In mice, the response to IGF2 in the blood vessels of the placenta is mediated by another protein, called IGF2R. The two genes that produce IGF2 and IGF2R are ‘imprinted’ – a process by which molecular switches on the genes identify their parental origin and can turn the genes on or off. In this case, only the copy of the igf2 gene inherited from the father is active, while only the copy of igf2r inherited from the mother is active.
Lead author Dr. Miguel Constância, said: “One theory about imprinted genes is that paternally-expressed genes are greedy and selfish. They want to extract the most resources as possible from the mother. But maternally-expressed genes act as countermeasures to balance these demands.”
“In our study, the father’s gene drives the fetus’s demands for larger blood vessels and more nutrients, while the mother’s gene in the placenta tries to control how much nourishment she provides. There’s a tug-of-war taking place, a battle of the sexes at the level of the genome.”
The team say their findings will allow a better understanding of how the fetus, placenta and mother communicate with each other during pregnancy. This in turn could lead to ways of measuring levels of IGF2 in the fetus and finding ways to use medication to normalise these levels or promote normal development of placental vasculature.
The researchers used mice, as it is possible to manipulate their genes to mimic different developmental conditions. This enables them to study in detail the different mechanisms taking place. The physiology and biology of mice have many similarities with those of humans, allowing researchers to model human pregnancy, in order to understand it better.

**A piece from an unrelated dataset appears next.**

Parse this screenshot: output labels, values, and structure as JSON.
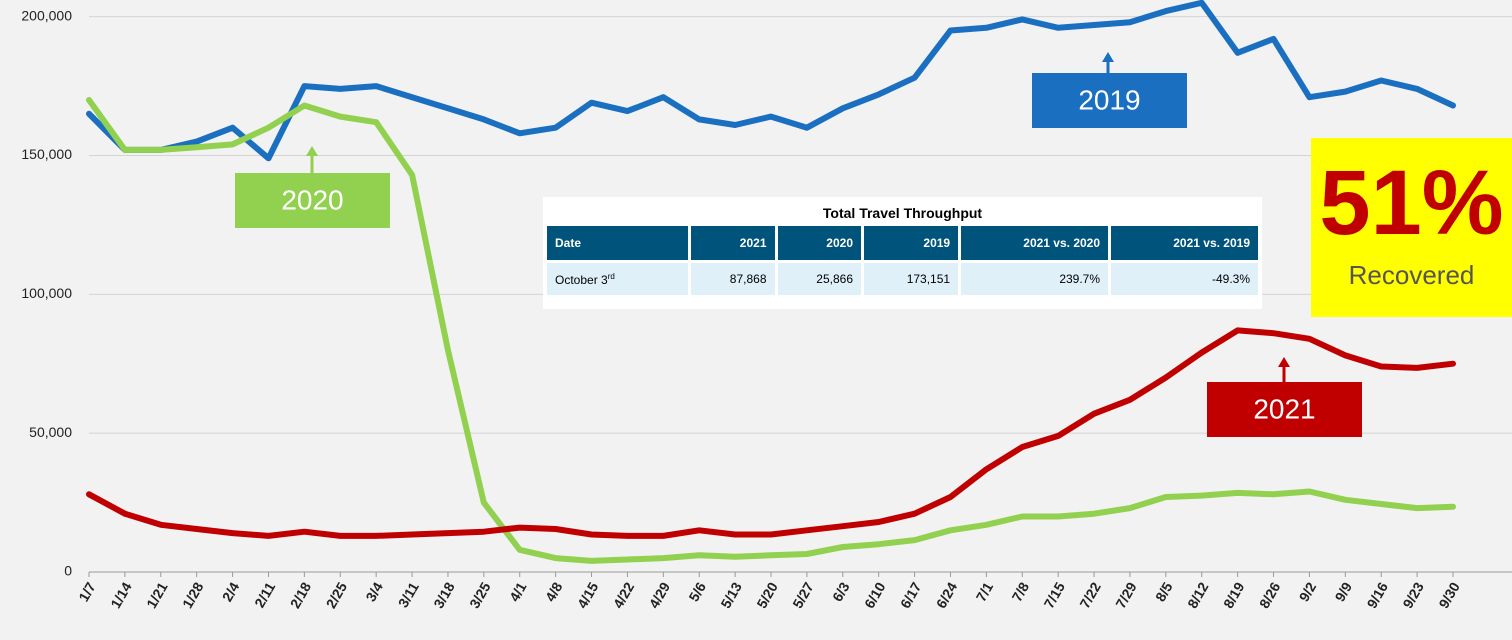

About this genetics and fetal development research news
The Imprinted Igf2-Igf2r Axis is Critical for Matching Placental Microvasculature Expansion to Fetal Growth
Fetus-derived IGF2 controls placental microvasculature expansion in late gestation
The angiocrine effects of IGF2 are mediated via angiopoietins/Tek and IGF2R-ERK1/2
Fetus-derived IGF2 also regulates trophoblast morphogenesis via Gcm1 and Synb
The imprinted Igf2-Igf2r axis matches placental development to fetal demand
In all eutherian mammals, growth of the fetus is dependent upon a functional placenta, but whether and how the latter adapts to putative fetal signals is currently unknown.
Here, we demonstrate, through fetal, endothelial, hematopoietic, and trophoblast-specific genetic manipulations in the mouse, that endothelial and fetus-derived IGF2 is required for the continuous expansion of the feto-placental microvasculature in late pregnancy.

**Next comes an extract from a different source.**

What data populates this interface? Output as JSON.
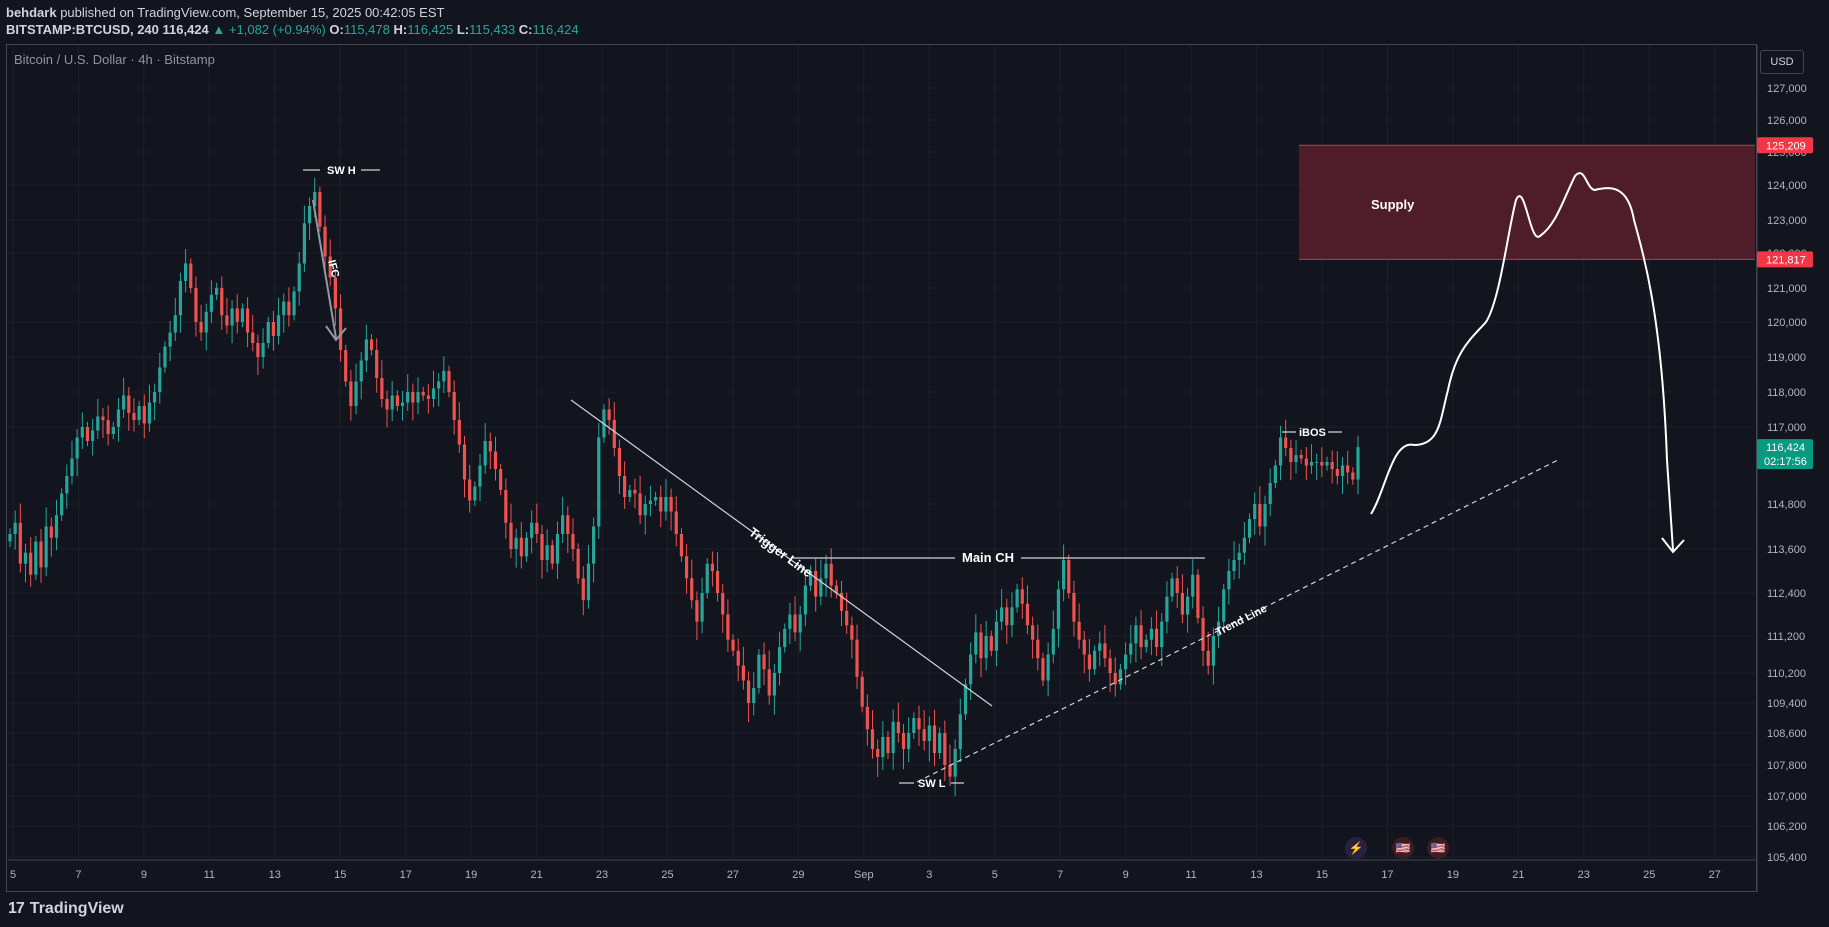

The angiocrine effects of IGF2 on placental microvasculature expansion are mediated, in part, through IGF2R and angiopoietin-Tie2/TEK signaling. Additionally, IGF2 exerts IGF2R-ERK1/2-dependent pro-proliferative and angiogenic effects on primary feto-placental endothelial cells ex vivo. Endothelial and fetus-derived IGF2 also plays an important role in trophoblast morphogenesis, acting through Gcm1 and Synb.
Thus, our study reveals a direct role for the imprinted Igf2-Igf2r axis on matching placental development to fetal growth and establishes the principle that hormone-like signals from the fetus play important roles in controlling placental microvasculature and trophoblast morphogenesis.